This tutorial demonstrates how to specify a Brownian-motion model where the rate of evolution is assumed to be constant among branches of a time-calibrated phylogeny (Felsenstein 1985). We provide the probabilistic graphical model representation of each component for this tutorial. After specifying the model, you will estimate the rate of Brownian-motion evolution using Markov chain Monte Carlo (MCMC).

Create a directory on your computer for this tutorial. In this directory, create a subdirectory called

data, and download the data files that you can find on the left of this page.

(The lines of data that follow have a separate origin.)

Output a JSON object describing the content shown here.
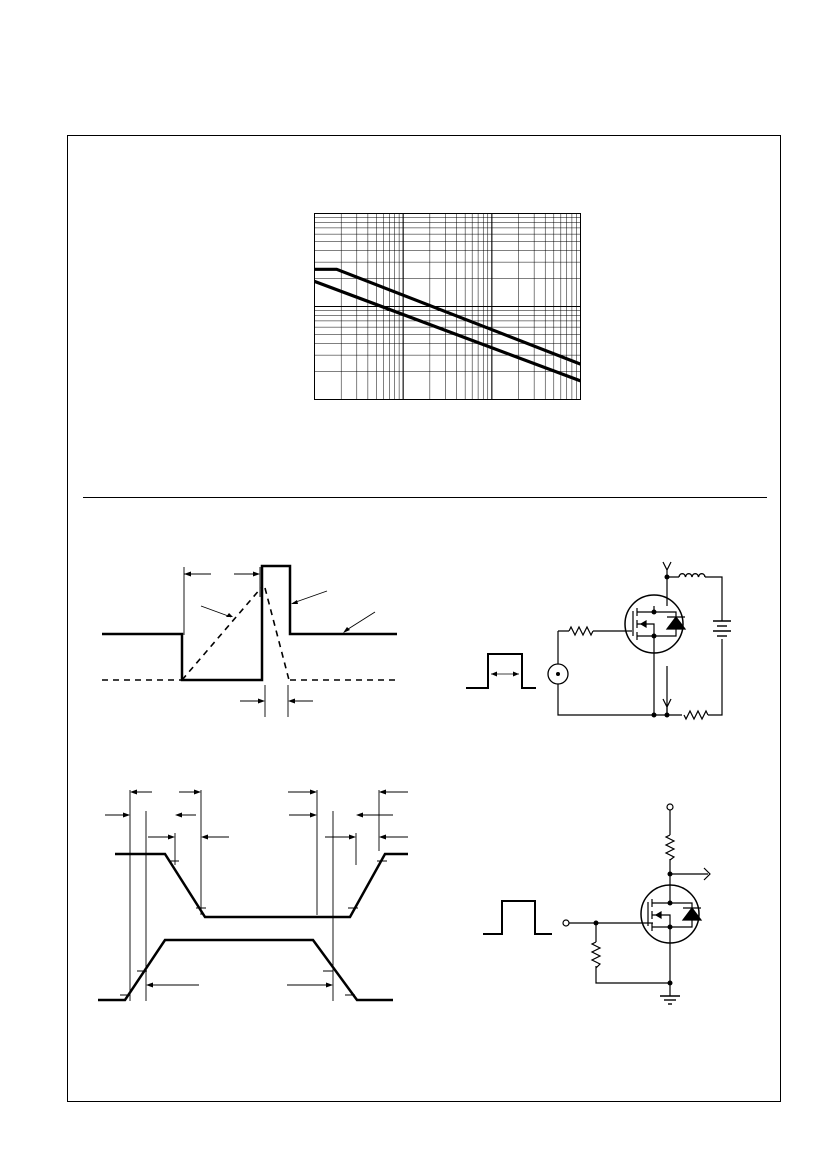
{
  "document": {
    "sections": [
      "performance-curve",
      "test-circuits-and-waveforms"
    ],
    "style": {
      "ink": "#000000",
      "paper": "#ffffff",
      "grid": "#000000"
    }
  },
  "chart_data": {
    "type": "line",
    "title": "",
    "xlabel": "",
    "ylabel": "",
    "xscale": "log",
    "yscale": "log",
    "x_decades": 3,
    "y_decades": 2,
    "grid": true,
    "series": [
      {
        "values": [
          [
            0.0,
            1.4
          ],
          [
            0.25,
            1.4
          ],
          [
            3.0,
            0.38
          ]
        ]
      },
      {
        "values": [
          [
            0.0,
            1.27
          ],
          [
            3.0,
            0.2
          ]
        ]
      }
    ]
  },
  "figures": {
    "unclamped_waveform": {
      "description_shown": false
    },
    "unclamped_test_circuit": {
      "components": [
        "inductor",
        "battery",
        "resistor",
        "resistor",
        "pulse-source",
        "mosfet"
      ]
    },
    "switching_waveform": {
      "description_shown": false
    },
    "switching_test_circuit": {
      "components": [
        "resistor",
        "resistor",
        "mosfet",
        "ground"
      ]
    }
  }
}
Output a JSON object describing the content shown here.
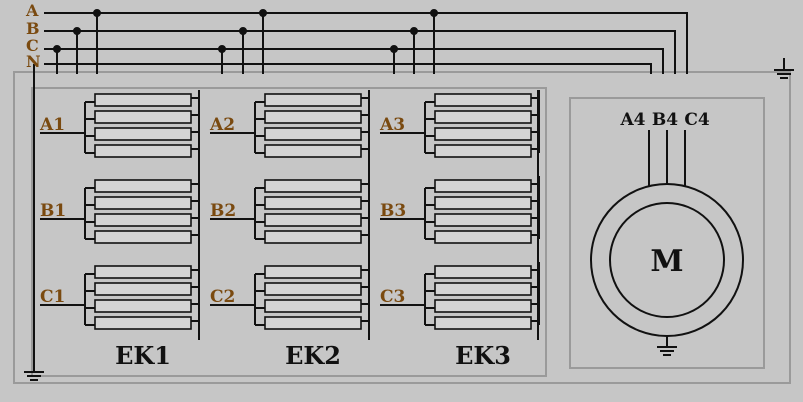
{
  "bus_labels": [
    "A",
    "B",
    "C",
    "N"
  ],
  "banks": [
    {
      "name": "EK1",
      "phases": [
        "A1",
        "B1",
        "C1"
      ]
    },
    {
      "name": "EK2",
      "phases": [
        "A2",
        "B2",
        "C2"
      ]
    },
    {
      "name": "EK3",
      "phases": [
        "A3",
        "B3",
        "C3"
      ]
    }
  ],
  "motor": {
    "symbol": "M",
    "terminals": [
      "A4",
      "B4",
      "C4"
    ]
  },
  "colors": {
    "background": "#c6c6c6",
    "line": "#111111",
    "label": "#7a4a10",
    "panel_border": "#9a9a9a",
    "element_fill": "#d4d4d4"
  },
  "icons": [
    "ground-icon"
  ]
}
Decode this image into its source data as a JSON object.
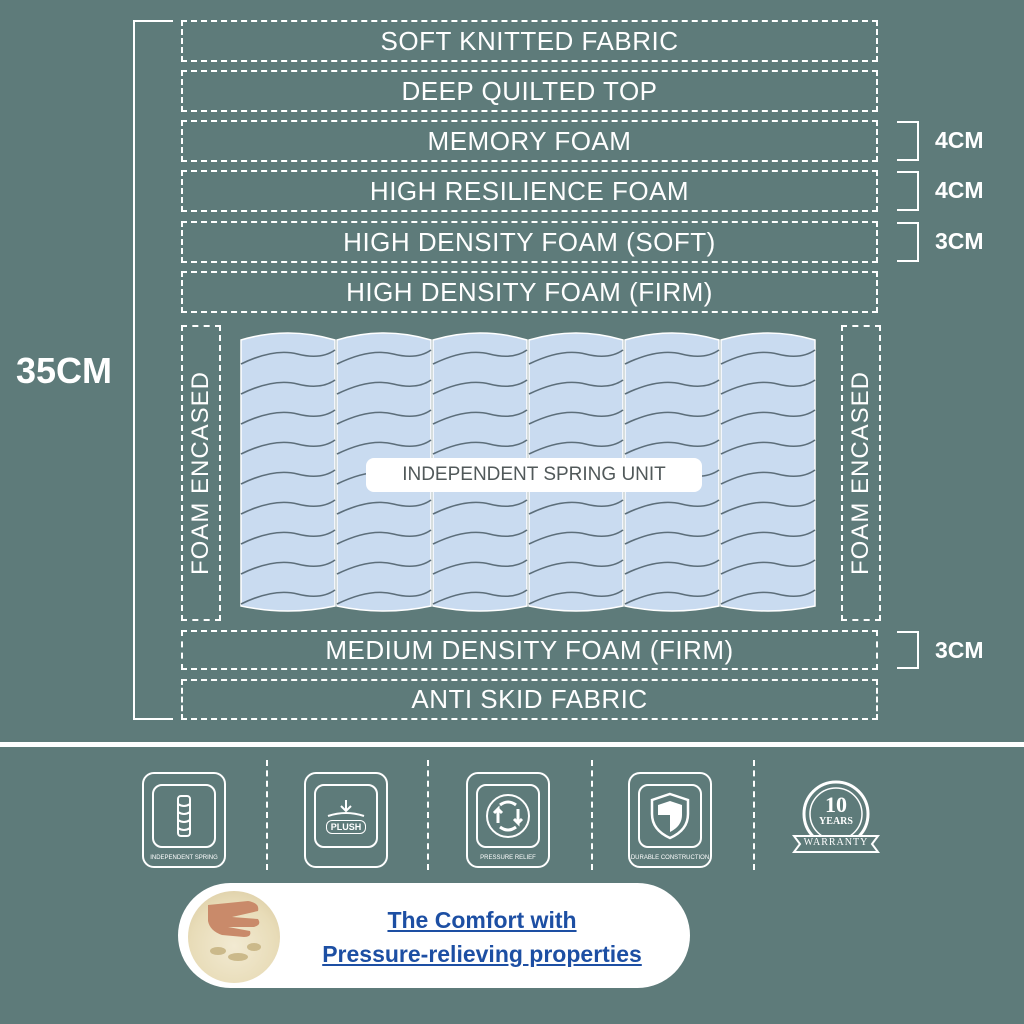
{
  "layers": [
    {
      "label": "SOFT KNITTED FABRIC"
    },
    {
      "label": "DEEP QUILTED TOP"
    },
    {
      "label": "MEMORY FOAM",
      "thickness": "4CM"
    },
    {
      "label": "HIGH RESILIENCE FOAM",
      "thickness": "4CM"
    },
    {
      "label": "HIGH DENSITY FOAM (SOFT)",
      "thickness": "3CM"
    },
    {
      "label": "HIGH DENSITY FOAM (FIRM)"
    },
    {
      "label": "MEDIUM DENSITY FOAM (FIRM)",
      "thickness": "3CM"
    },
    {
      "label": "ANTI SKID FABRIC"
    }
  ],
  "total_height": "35CM",
  "encased_label": "FOAM ENCASED",
  "spring_unit_label": "INDEPENDENT SPRING UNIT",
  "spring_count": 6,
  "features": [
    {
      "caption": "INDEPENDENT SPRING",
      "icon": "spring-icon"
    },
    {
      "caption": "",
      "icon": "plush-icon",
      "inner_text": "PLUSH"
    },
    {
      "caption": "PRESSURE RELIEF",
      "icon": "pressure-relief-icon"
    },
    {
      "caption": "DURABLE CONSTRUCTION",
      "icon": "shield-icon"
    },
    {
      "caption": "",
      "icon": "warranty-badge-icon",
      "years": "10",
      "years_word": "YEARS",
      "ribbon": "WARRANTY"
    }
  ],
  "tagline": {
    "line1": "The Comfort with",
    "line2": "Pressure-relieving properties"
  },
  "colors": {
    "background": "#5e7b7a",
    "spring": "#c9dbf0",
    "tagline": "#1d4fa3"
  }
}
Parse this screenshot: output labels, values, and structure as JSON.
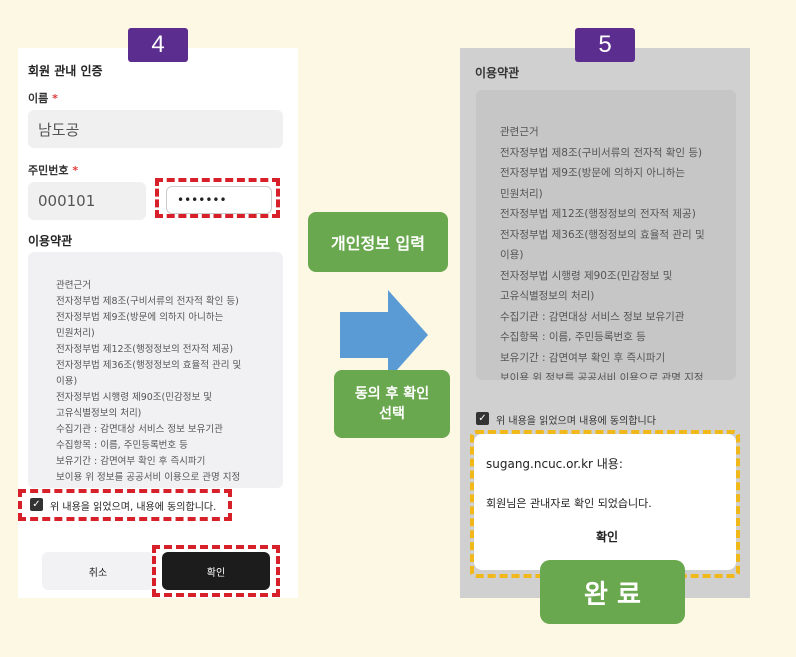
{
  "step4": {
    "badge": "4",
    "title": "회원 관내 인증",
    "name_label": "이름",
    "required_mark": "*",
    "name_value": "남도공",
    "id_label": "주민번호",
    "id_front": "000101",
    "id_back": "•••••••",
    "terms_title": "이용약관",
    "terms_lines": [
      "관련근거",
      "전자정부법 제8조(구비서류의 전자적 확인 등)",
      "전자정부법 제9조(방문에 의하지 아니하는",
      "민원처리)",
      "전자정부법 제12조(행정정보의 전자적 제공)",
      "전자정부법 제36조(행정정보의 효율적 관리 및",
      "이용)",
      "전자정부법 시행령 제90조(민감정보 및",
      "고유식별정보의 처리)",
      "수집기관 : 감면대상 서비스 정보 보유기관",
      "수집항목 : 이름, 주민등록번호 등",
      "보유기간 : 감면여부 확인 후 즉시파기",
      "보이용 위 정보를 공공서비 이용으로 관명 지정"
    ],
    "agree_text": "위 내용을 읽었으며, 내용에 동의합니다.",
    "cancel_label": "취소",
    "confirm_label": "확인"
  },
  "middle": {
    "box1": "개인정보 입력",
    "box2_line1": "동의 후 확인",
    "box2_line2": "선택",
    "arrow_color": "#5b9bd5"
  },
  "step5": {
    "badge": "5",
    "terms_title": "이용약관",
    "terms_lines": [
      "관련근거",
      "전자정부법 제8조(구비서류의 전자적 확인 등)",
      "전자정부법 제9조(방문에 의하지 아니하는",
      "민원처리)",
      "전자정부법 제12조(행정정보의 전자적 제공)",
      "전자정부법 제36조(행정정보의 효율적 관리 및",
      "이용)",
      "전자정부법 시행령 제90조(민감정보 및",
      "고유식별정보의 처리)",
      "수집기관 : 감면대상 서비스 정보 보유기관",
      "수집항목 : 이름, 주민등록번호 등",
      "보유기간 : 감면여부 확인 후 즉시파기",
      "보이용 위 정보를 공공서비 이용으로 관명 지정"
    ],
    "agree_text": "위 내용을 읽었으며 내용에 동의합니다",
    "dialog_host": "sugang.ncuc.or.kr 내용:",
    "dialog_message": "회원님은 관내자로 확인 되었습니다.",
    "dialog_ok": "확인",
    "complete_label": "완 료"
  },
  "colors": {
    "badge": "#5b2d8e",
    "green": "#6aa84f",
    "red_dash": "#d8202a",
    "yellow_dash": "#f1b81a",
    "background": "#fdf8e4"
  }
}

We have taken the phylogeny from Magnuson-Ford and Otto (2012), who took it from Vos and Mooers (2006) and then randomly resolved the polytomies using the method of Kuhn et al. (2011) and the trait data from Redding et al. (2010). In the **data** folder, you should now have the following files:

- primates_tree.nex: Dated primate phylogeny including 233 out of 367 species.
- primates_cont_traits.nex: A file with the primates continuous data.

The dataset includes:

**Female Mass**: Body mass in grams of adult female, log-transformed, mean measurement.**Tail Length – Body Length Residuals**: The residuals of linear model of tail length (cm) and body length (cm), sqrt-transformed, mean measurement**Body Length – Mass Residuals**: The residuals of linear model of body length (cm) and adult female mass (g), sqrt-transformed, mean measurement**Maximum Age**: Maximum age reported in years, log-transformed, mean measurement**Sexual Dimorphism**: Adult male average weight divided by adult female average weight, log-transformed, mean measurement**Geographic Range Size**: Geographical extent (km2) of species’ occurrence, log-transformed**Latitudinal Midpoint**: Latitude of species’ geographic range mid-point, sqrt-transformed**Distance to Continental Centroid**: Distance of geographic range mid-point to mid-point of the combined area of all species found in that continent**Population Density**: Average number of individuals per km2, log-transformed**Home Range Size**: Size in m2 of group or individual’s land use, log-transformed**Group Size**: Number of individuals in social group, log-transformed**Gestation Duration**: Duration in months of gestation periods, mean measurement**Litter size**: Size of litter, mean measurement

Under the simple Brownian-motion (BM) model, the evolution of a continuous character is entirely determined by a single rate parameter, $\sigma^2$. The expected amount of change over a single branch of length $t$ is zero, and the variance in changes is $t \times \sigma^2$. We can estimate the posterior distribution of the rate parameter under this model by placing a prior on $\sigma^2$. The resulting graphical model is quite simple, as the probability of the continuous characters depends only on the phylogeny (which we assume to be known in this tutorial) and the rate parameter ().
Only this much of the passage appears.